Contacts by Mark Watson

Contacts by Mark Watson is an extraordinary story about ways in which people's lives connect and dovetail, about how our actions influence others, about ordinary people doing extraordinary things.

Warning: content may be triggering.



Monday, February 07, 2022

Project Hail Mary

"Project Hail Mary" by Andy Weir is a fantastic read. The author has done the impossible: written a book that's even better than his previous bestseller "The Martian".

This novel has everything: the heart, the pace, the science, the unexpected yet perfect ending.

Whether you're into SF, think you might like to try an SF book, or are vehemently against SF, you should read it.

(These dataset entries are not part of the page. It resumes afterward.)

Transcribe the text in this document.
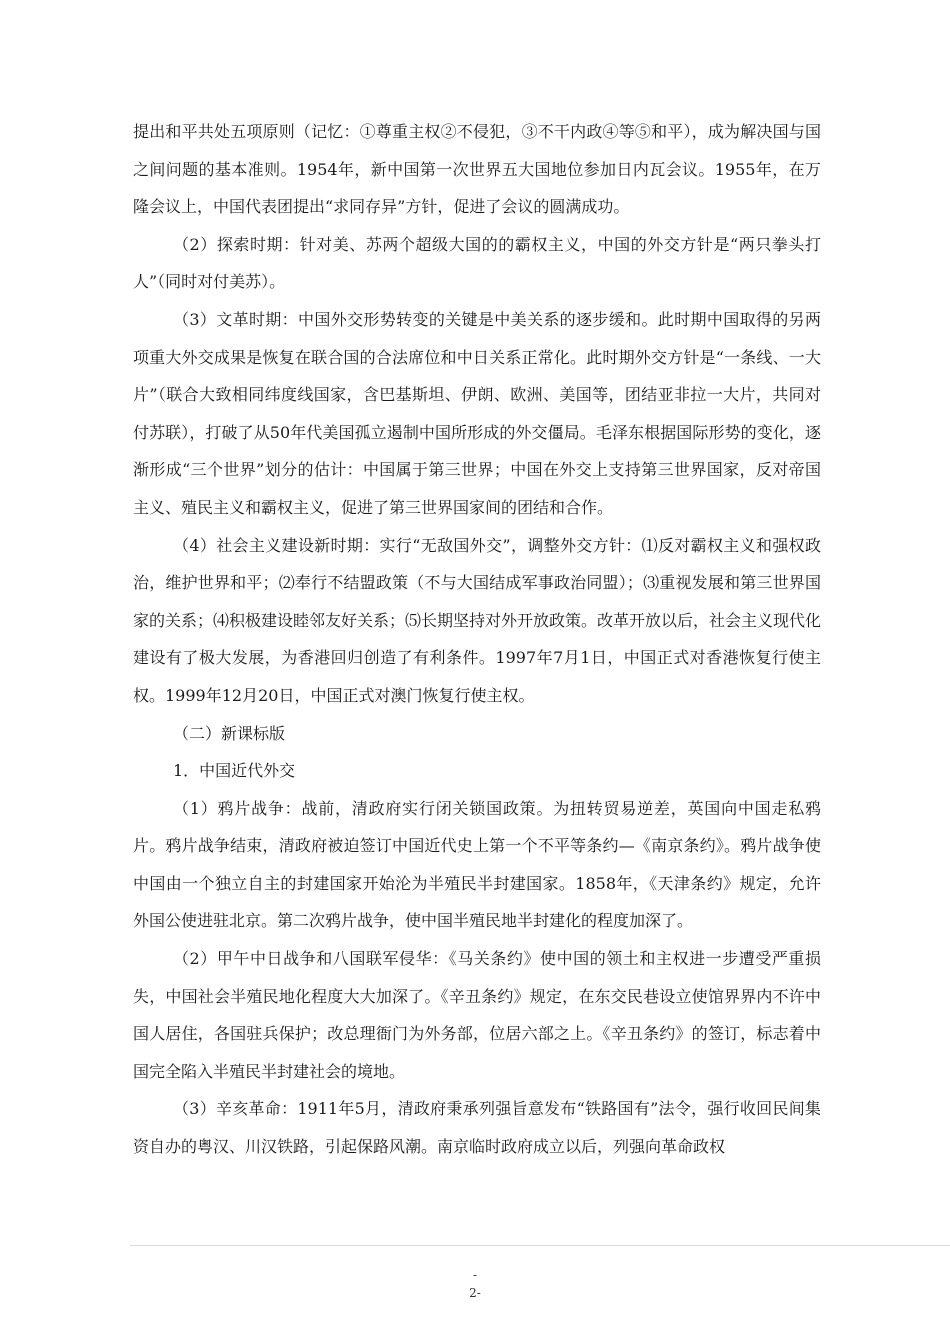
提出和平共处五项原则（记忆：①尊重主权②不侵犯，③不干内政④等⑤和平），成为解决国与国之间问题的基本准则。1954年，新中国第一次世界五大国地位参加日内瓦会议。1955年，在万隆会议上，中国代表团提出“求同存异”方针，促进了会议的圆满成功。

（2）探索时期：针对美、苏两个超级大国的的霸权主义，中国的外交方针是“两只拳头打人”（同时对付美苏）。

（3）文革时期：中国外交形势转变的关键是中美关系的逐步缓和。此时期中国取得的另两项重大外交成果是恢复在联合国的合法席位和中日关系正常化。此时期外交方针是“一条线、一大片”（联合大致相同纬度线国家，含巴基斯坦、伊朗、欧洲、美国等，团结亚非拉一大片，共同对付苏联），打破了从50年代美国孤立遏制中国所形成的外交僵局。毛泽东根据国际形势的变化，逐渐形成“三个世界”划分的估计：中国属于第三世界；中国在外交上支持第三世界国家，反对帝国主义、殖民主义和霸权主义，促进了第三世界国家间的团结和合作。

（4）社会主义建设新时期：实行“无敌国外交”，调整外交方针：⑴反对霸权主义和强权政治，维护世界和平；⑵奉行不结盟政策（不与大国结成军事政治同盟）；⑶重视发展和第三世界国家的关系；⑷积极建设睦邻友好关系；⑸长期坚持对外开放政策。改革开放以后，社会主义现代化建设有了极大发展，为香港回归创造了有利条件。1997年7月1日，中国正式对香港恢复行使主权。1999年12月20日，中国正式对澳门恢复行使主权。

（二）新课标版

1．中国近代外交

（1）鸦片战争：战前，清政府实行闭关锁国政策。为扭转贸易逆差，英国向中国走私鸦片。鸦片战争结束，清政府被迫签订中国近代史上第一个不平等条约—《南京条约》。鸦片战争使中国由一个独立自主的封建国家开始沦为半殖民半封建国家。1858年，《天津条约》规定，允许外国公使进驻北京。第二次鸦片战争，使中国半殖民地半封建化的程度加深了。

（2）甲午中日战争和八国联军侵华：《马关条约》使中国的领土和主权进一步遭受严重损失，中国社会半殖民地化程度大大加深了。《辛丑条约》规定，在东交民巷设立使馆界界内不许中国人居住，各国驻兵保护；改总理衙门为外务部，位居六部之上。《辛丑条约》的签订，标志着中国完全陷入半殖民半封建社会的境地。

（3）辛亥革命：1911年5月，清政府秉承列强旨意发布“铁路国有”法令，强行收回民间集资自办的粤汉、川汉铁路，引起保路风潮。南京临时政府成立以后，列强向革命政权

-
2-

Thursday, February 03, 2022

One Step Too Far

"One Step Too Far" by Lisa Gardner sees the return of Frankie Elkin, and that's really all you need to know before you rush out to buy a copy (or open a new tab to buy a copy, whatever your preference- mine is to get it in audio format and I can tell you, the performer does a good job). 

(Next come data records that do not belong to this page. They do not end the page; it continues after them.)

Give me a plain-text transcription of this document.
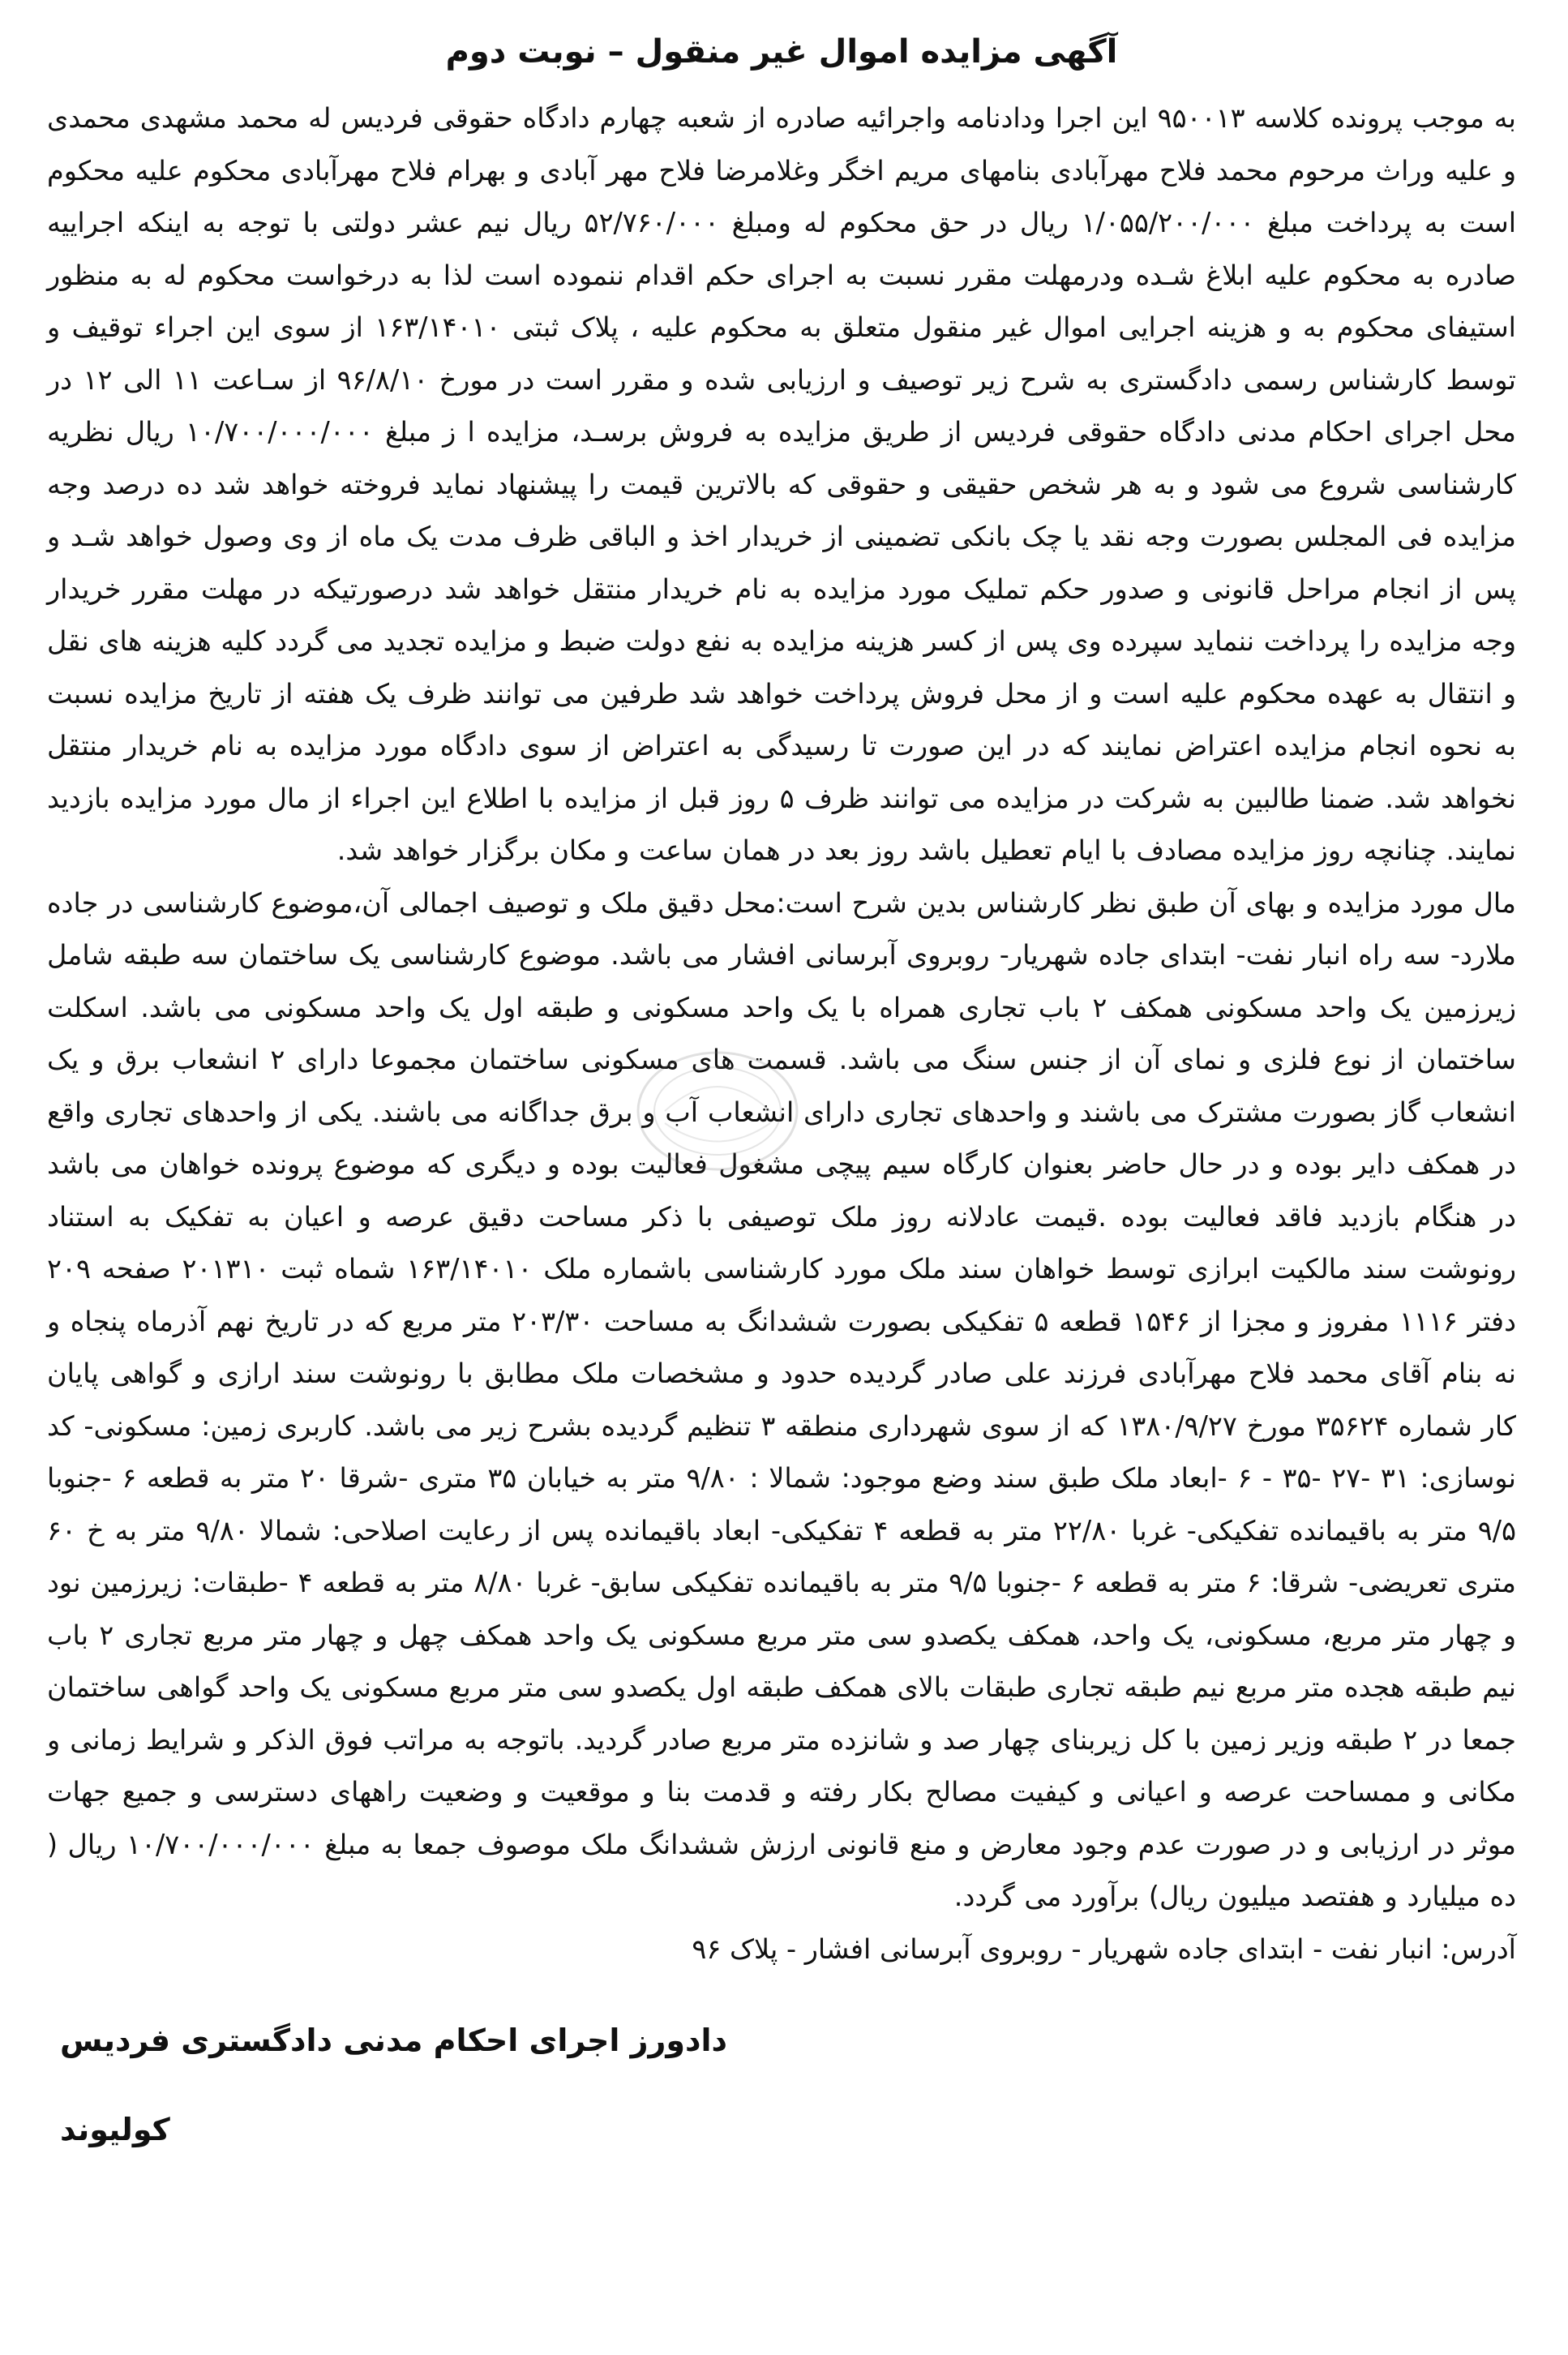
آگهی مزایده اموال غیر منقول – نوبت دوم

به موجب پرونده کلاسه ۹۵۰۰۱۳ این اجرا ودادنامه واجرائیه صادره از شعبه چهارم دادگاه حقوقی فردیس له محمد مشهدی محمدی و علیه وراث مرحوم محمد فلاح مهرآبادی بنامهای مریم اخگر وغلامرضا فلاح مهر آبادی و بهرام فلاح مهرآبادی محکوم علیه محکوم است به پرداخت مبلغ ۱/۰۵۵/۲۰۰/۰۰۰ ریال در حق محکوم له ومبلغ ۵۲/۷۶۰/۰۰۰ ریال نیم عشر دولتی با توجه به اینکه اجراییه صادره به محکوم علیه ابلاغ شـده ودرمهلت مقرر نسبت به اجرای حکم اقدام ننموده است لذا به درخواست محکوم له به منظور استیفای محکوم به و هزینه اجرایی اموال غیر منقول متعلق به محکوم علیه ، پلاک ثبتی ۱۶۳/۱۴۰۱۰ از سوی این اجراء توقیف و توسط کارشناس رسمی دادگستری به شرح زیر توصیف و ارزیابی شده و مقرر است در مورخ ۹۶/۸/۱۰ از سـاعت ۱۱ الی ۱۲ در محل اجرای احکام مدنی دادگاه حقوقی فردیس از طریق مزایده به فروش برسـد، مزایده ا ز مبلغ ۱۰/۷۰۰/۰۰۰/۰۰۰ ریال نظریه کارشناسی شروع می شود و به هر شخص حقیقی و حقوقی که بالاترین قیمت را پیشنهاد نماید فروخته خواهد شد ده درصد وجه مزایده فی المجلس بصورت وجه نقد یا چک بانکی تضمینی از خریدار اخذ و الباقی ظرف مدت یک ماه از وی وصول خواهد شـد و پس از انجام مراحل قانونی و صدور حکم تملیک مورد مزایده به نام خریدار منتقل خواهد شد درصورتیکه در مهلت مقرر خریدار وجه مزایده را پرداخت ننماید سپرده وی پس از کسر هزینه مزایده به نفع دولت ضبط و مزایده تجدید می گردد کلیه هزینه های نقل و انتقال به عهده محکوم علیه است و از محل فروش پرداخت خواهد شد طرفین می توانند ظرف یک هفته از تاریخ مزایده نسبت به نحوه انجام مزایده اعتراض نمایند که در این صورت تا رسیدگی به اعتراض از سوی دادگاه مورد مزایده به نام خریدار منتقل نخواهد شد. ضمنا طالبین به شرکت در مزایده می توانند ظرف ۵ روز قبل از مزایده با اطلاع این اجراء از مال مورد مزایده بازدید نمایند. چنانچه روز مزایده مصادف با ایام تعطیل باشد روز بعد در همان ساعت و مکان برگزار خواهد شد.

مال مورد مزایده و بهای آن طبق نظر کارشناس بدین شرح است:محل دقیق ملک و توصیف اجمالی آن،موضوع کارشناسی در جاده ملارد- سه راه انبار نفت- ابتدای جاده شهریار- روبروی آبرسانی افشار می باشد. موضوع کارشناسی یک ساختمان سه طبقه شامل زیرزمین یک واحد مسکونی همکف ۲ باب تجاری همراه با یک واحد مسکونی و طبقه اول یک واحد مسکونی می باشد. اسکلت ساختمان از نوع فلزی و نمای آن از جنس سنگ می باشد. قسمت های مسکونی ساختمان مجموعا دارای ۲ انشعاب برق و یک انشعاب گاز بصورت مشترک می باشند و واحدهای تجاری دارای انشعاب آب و برق جداگانه می باشند. یکی از واحدهای تجاری واقع در همکف دایر بوده و در حال حاضر بعنوان کارگاه سیم پیچی مشغول فعالیت بوده و دیگری که موضوع پرونده خواهان می باشد در هنگام بازدید فاقد فعالیت بوده .قیمت عادلانه روز ملک توصیفی با ذکر مساحت دقیق عرصه و اعیان به تفکیک به استناد رونوشت سند مالکیت ابرازی توسط خواهان سند ملک مورد کارشناسی باشماره ملک ۱۶۳/۱۴۰۱۰ شماه ثبت ۲۰۱۳۱۰ صفحه ۲۰۹ دفتر ۱۱۱۶ مفروز و مجزا از ۱۵۴۶ قطعه ۵ تفکیکی بصورت ششدانگ به مساحت ۲۰۳/۳۰ متر مربع که در تاریخ نهم آذرماه پنجاه و نه بنام آقای محمد فلاح مهرآبادی فرزند علی صادر گردیده حدود و مشخصات ملک مطابق با رونوشت سند ارازی و گواهی پایان کار شماره ۳۵۶۲۴ مورخ ۱۳۸۰/۹/۲۷ که از سوی شهرداری منطقه ۳ تنظیم گردیده بشرح زیر می باشد. کاربری زمین: مسکونی- کد نوسازی: ۳۱ -۲۷ -۳۵ - ۶ -ابعاد ملک طبق سند وضع موجود: شمالا : ۹/۸۰ متر به خیابان ۳۵ متری -شرقا ۲۰ متر به قطعه ۶ -جنوبا ۹/۵ متر به باقیمانده تفکیکی- غربا ۲۲/۸۰ متر به قطعه ۴ تفکیکی- ابعاد باقیمانده پس از رعایت اصلاحی: شمالا ۹/۸۰ متر به خ ۶۰ متری تعریضی- شرقا: ۶ متر به قطعه ۶ -جنوبا ۹/۵ متر به باقیمانده تفکیکی سابق- غربا ۸/۸۰ متر به قطعه ۴ -طبقات: زیرزمین نود و چهار متر مربع، مسکونی، یک واحد، همکف یکصدو سی متر مربع مسکونی یک واحد همکف چهل و چهار متر مربع تجاری ۲ باب نیم طبقه هجده متر مربع نیم طبقه تجاری طبقات بالای همکف طبقه اول یکصدو سی متر مربع مسکونی یک واحد گواهی ساختمان جمعا در ۲ طبقه وزیر زمین با کل زیربنای چهار صد و شانزده متر مربع صادر گردید. باتوجه به مراتب فوق الذکر و شرایط زمانی و مکانی و ممساحت عرصه و اعیانی و کیفیت مصالح بکار رفته و قدمت بنا و موقعیت و وضعیت راههای دسترسی و جمیع جهات موثر در ارزیابی و در صورت عدم وجود معارض و منع قانونی ارزش ششدانگ ملک موصوف جمعا به مبلغ ۱۰/۷۰۰/۰۰۰/۰۰۰ ریال ( ده میلیارد و هفتصد میلیون ریال) برآورد می گردد.

آدرس: انبار نفت - ابتدای جاده شهریار - روبروی آبرسانی افشار - پلاک ۹۶

دادورز اجرای احکام مدنی دادگستری فردیس
کولیوند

For those who need to know the plot, it's about finding people gone missing in the mountainous forests of the Popo Agie Wilderness in Wyoming. There is a bachelor party, secrets, and a delightful search dog called Daisy.

Still need more? Here's the official blurb:

Meet Frankie Elkin, an everyday, average person who specializes in finding missing people. When the locals have given up, when the media has never bothered to care, Frankie takes on the challenge. Her latest mission has brought her to Mattapan, Boston, to find a missing Haitian teen. Eleven months later, Angelique Badeau's disappearance remains a mystery. What happened to the quiet, studious teen? Frankie learns quickly the dangers of asking too many questions, but that won't stop her from learning the truth behind what happened before she disappeared.

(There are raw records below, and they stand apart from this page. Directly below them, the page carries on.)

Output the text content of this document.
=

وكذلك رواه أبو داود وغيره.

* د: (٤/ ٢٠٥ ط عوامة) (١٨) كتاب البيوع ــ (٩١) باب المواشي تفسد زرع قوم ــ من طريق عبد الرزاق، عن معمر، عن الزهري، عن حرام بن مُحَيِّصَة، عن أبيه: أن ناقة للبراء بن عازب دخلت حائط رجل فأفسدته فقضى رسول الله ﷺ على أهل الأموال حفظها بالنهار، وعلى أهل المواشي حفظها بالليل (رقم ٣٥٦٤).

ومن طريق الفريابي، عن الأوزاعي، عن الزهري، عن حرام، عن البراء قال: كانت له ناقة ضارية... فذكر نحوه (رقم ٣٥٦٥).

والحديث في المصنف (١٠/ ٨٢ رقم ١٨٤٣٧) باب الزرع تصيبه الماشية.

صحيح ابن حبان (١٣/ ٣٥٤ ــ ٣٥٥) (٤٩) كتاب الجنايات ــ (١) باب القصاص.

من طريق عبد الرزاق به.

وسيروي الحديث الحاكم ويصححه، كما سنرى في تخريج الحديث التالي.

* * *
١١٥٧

Wednesday, January 19, 2022

Three Hours

Three Hours by Rosamund Lupton is a breathless, beautifully written page-turner with a strong theme of human decency, love, courage and heroism. The characters are both extremely realistic and also larger than life. 

Yes, it's about a school shooting. Don't let it prevent you from reading one of the best books I've had the pleasure of reading in the recent months.

Three hours to save people you love. And... go!



Sunday, January 02, 2022

Playing Nice

What if the two-year old boy you were raising as your son turned out to have been swapped shortly after his birth? Would you want to swap him back? What if the other family were richer than yours? What if they were not as nice as you?

This was an intelligent domestic suspense thriller with very believable characters and a story so scary, you just had to keep reading till the end.

Not as creepy as The Girl Before, but just as readable, Playing Nice is a book I want everyone to read.



Invisible Girl

Invisible Girl by Lisa Jewell is a psychological thriller, a page-turner, with a clever plot and on-point pacing. Most importantly, the book has a lot of heart. Difficult topics such as sexual assault and self-harming are handled with sensitivity and skill. There are enough uplifting relationships to remind the reader that people are, essentially, good. 

All the story people felt super-real to me. I enjoyed the female protagonists, Cate and Saffyre. I felt genuinely sorry for the male protagonist, Owen, and the set of circumstances that led to his situation. A minor spoiler: a semi-tamed fox is a very peripheral yet a very lovable character.